With concerns about a widening trade war weighing on global stocks and clouding the outlook for higher interest rates, the lender fell as much as 4.7% in Frankfurt trading. That left the shares below 6 euros ($6.70) for the first time, while the cost to protect against a default in the bank’s debt jumped.

The CEO has promised to present a new restructuring plan after his previous one, unveiled last year, failed to return the investment banking division to growth and profitability.

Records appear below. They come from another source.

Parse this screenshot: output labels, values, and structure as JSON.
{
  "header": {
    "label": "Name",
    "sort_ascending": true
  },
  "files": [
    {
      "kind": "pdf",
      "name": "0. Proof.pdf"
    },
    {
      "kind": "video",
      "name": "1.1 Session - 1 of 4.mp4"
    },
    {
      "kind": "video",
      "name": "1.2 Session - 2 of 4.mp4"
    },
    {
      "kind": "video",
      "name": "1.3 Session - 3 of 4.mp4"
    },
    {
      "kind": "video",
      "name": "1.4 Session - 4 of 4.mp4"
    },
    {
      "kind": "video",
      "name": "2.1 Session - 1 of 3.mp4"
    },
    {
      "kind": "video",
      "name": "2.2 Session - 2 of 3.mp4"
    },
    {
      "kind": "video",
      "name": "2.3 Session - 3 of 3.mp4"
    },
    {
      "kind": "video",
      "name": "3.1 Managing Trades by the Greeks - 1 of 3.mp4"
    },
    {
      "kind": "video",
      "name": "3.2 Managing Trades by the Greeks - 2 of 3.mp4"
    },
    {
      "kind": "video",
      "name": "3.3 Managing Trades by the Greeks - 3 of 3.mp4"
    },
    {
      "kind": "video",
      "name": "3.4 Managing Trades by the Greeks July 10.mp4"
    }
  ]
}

He told shareholders he’s ready to make “tough cutbacks,” notably in equity trading, to restore market confidence following the breakdown of takeover talks with Commerzbank AG. Sewing aims to unveil the new plan by the end of July, people familiar with the matter have said.

“We don’t envy CEO Sewing, who has inherited the toughest job in European banking, but we feel he is up to the challenge to take action against the status quo,” JPMorgan Chase & Co. analysts led by Kian Abouhossein wrote in a note.

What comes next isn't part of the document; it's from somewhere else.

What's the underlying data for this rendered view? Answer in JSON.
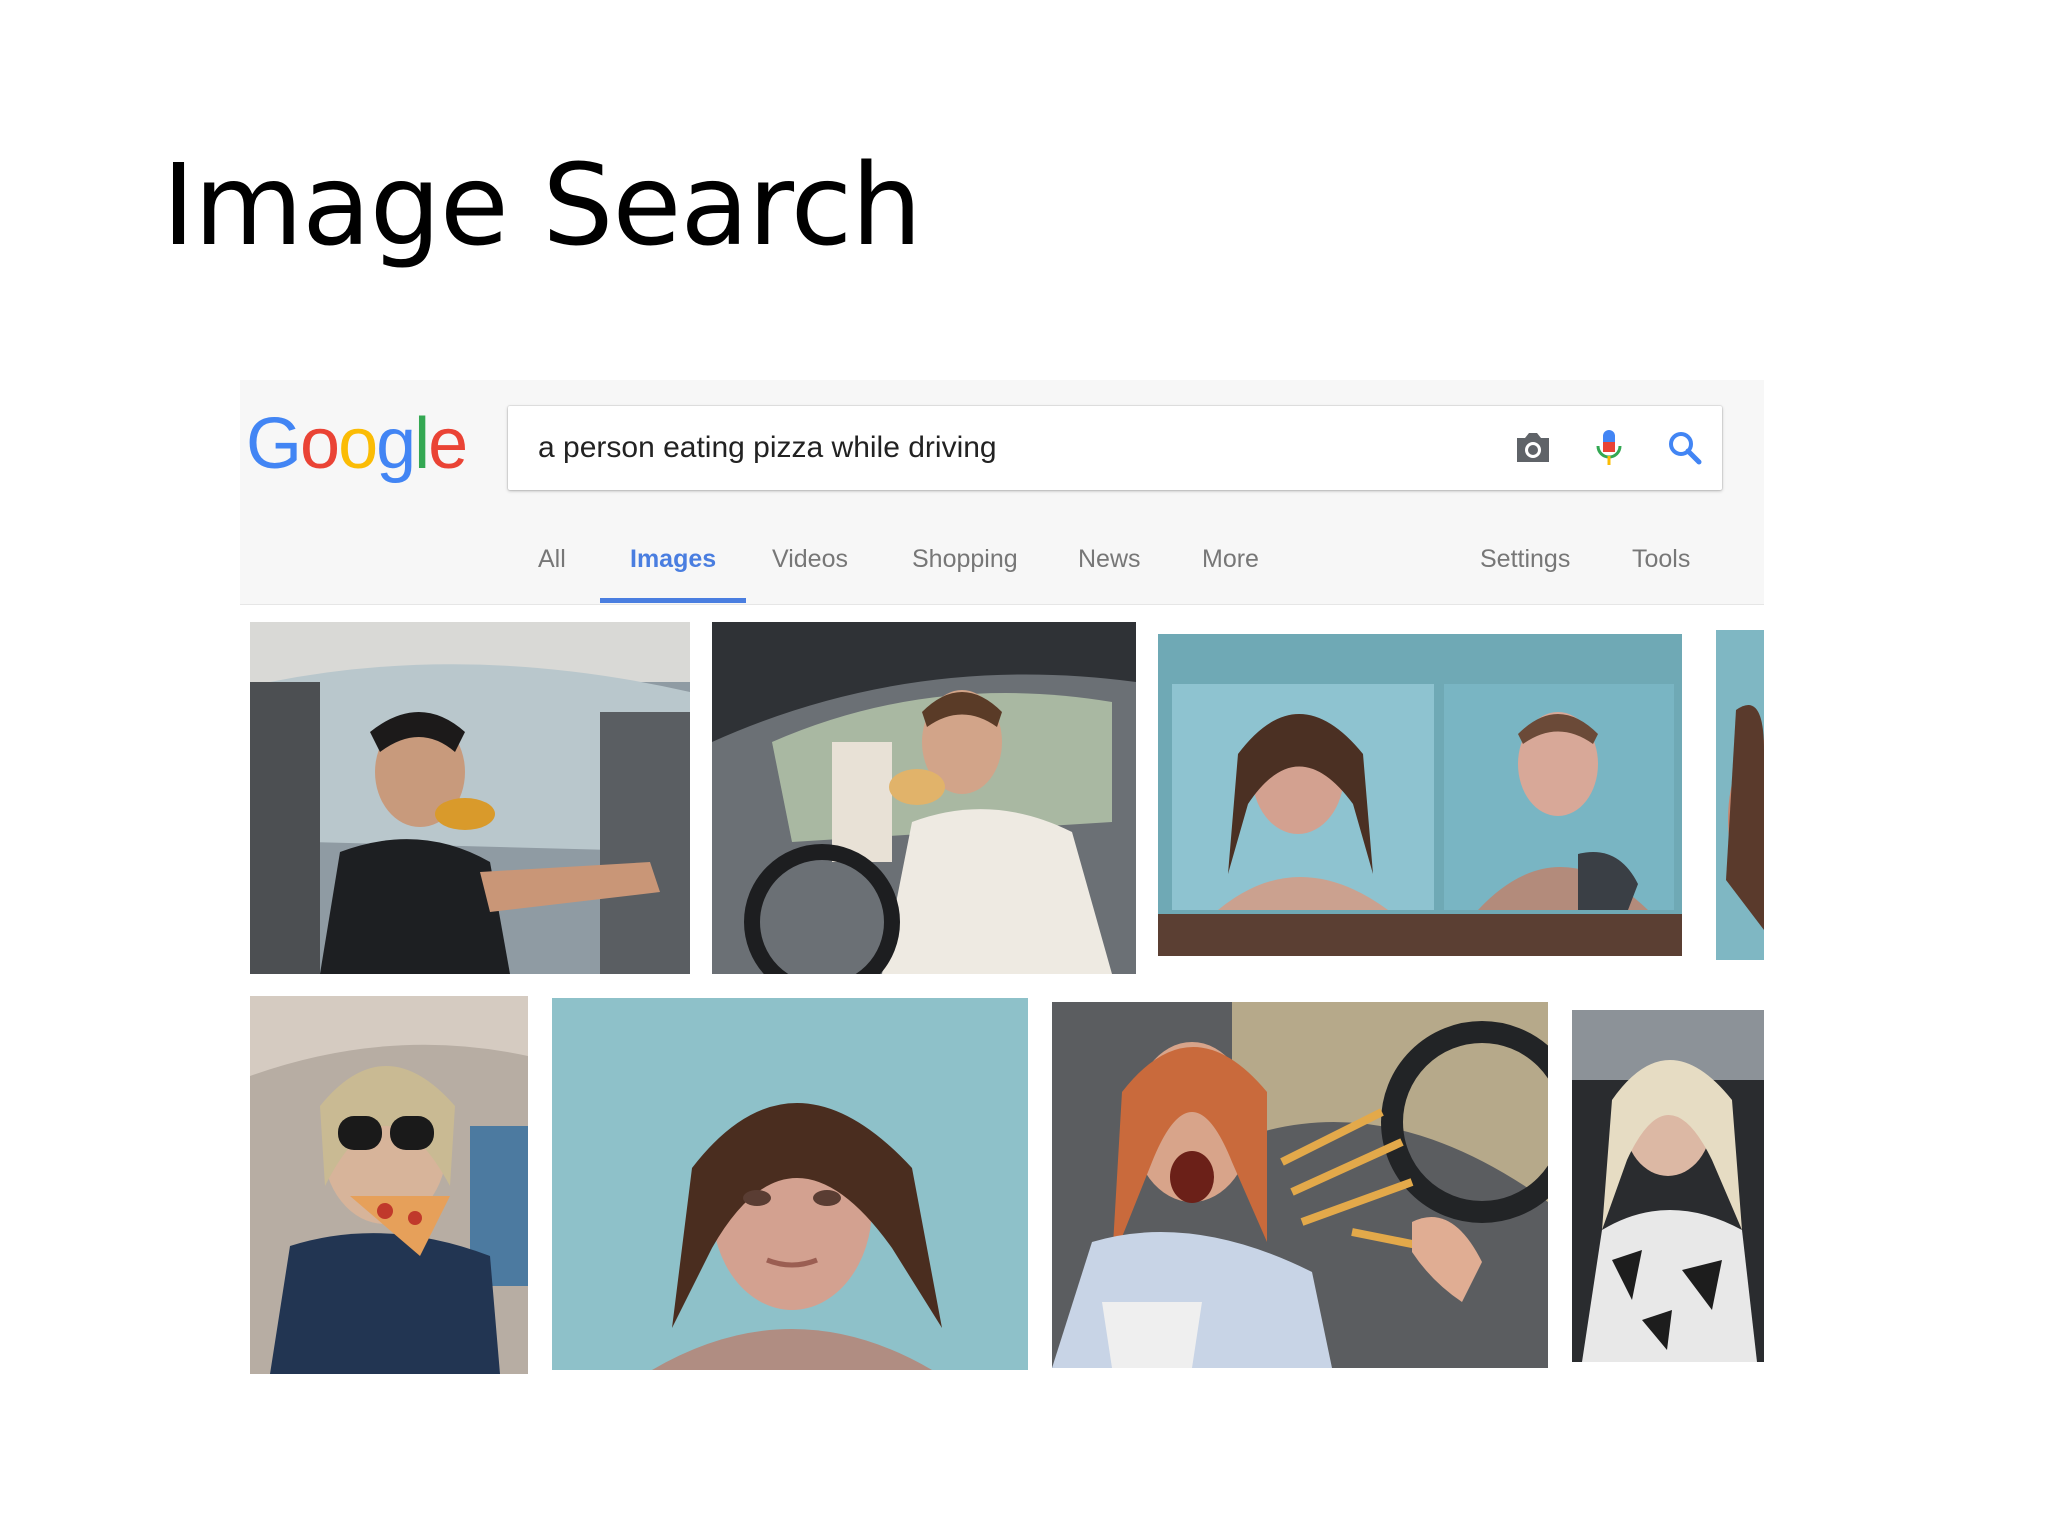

Deutsche Bank Hits Low as JPMorgan Urges End to ‘Tinkering’

The new plan will include deep cuts to the equities trading unit, other people familiar with the matter have said. Sewing last month highlighted several areas in the trading divisions that he would like to keep but didn’t mention rates and equities trading. The bulk of the cuts is likely to happen across U.S. rates and global equities, JPMorgan wrote in the note.

Deutsche Bank “needs to stop ‘tinkering’ with its restructuring efforts,” the analysts wrote. “The next step has to be an objective decision on what businesses can be closed, assets reduced and cost reduction measures needed to bring the group in line with peers.”

The long slide in the shares -- they’re down more than 90% from their peak before the financial crisis -- has frustrated investors, with the stock trading well below the value of the bank’s assets. Deutsche Bank currently has a price-to-book ratio of 0.18, less than any other large bank in Europe and one of the lowest in a historical comparison.

Deutsche Bank’s euro contingent-convertible bonds fell on Monday to their lowest level since January, while the price of credit protection on the bank’s subordinated debt jumped to the highest since December 2016.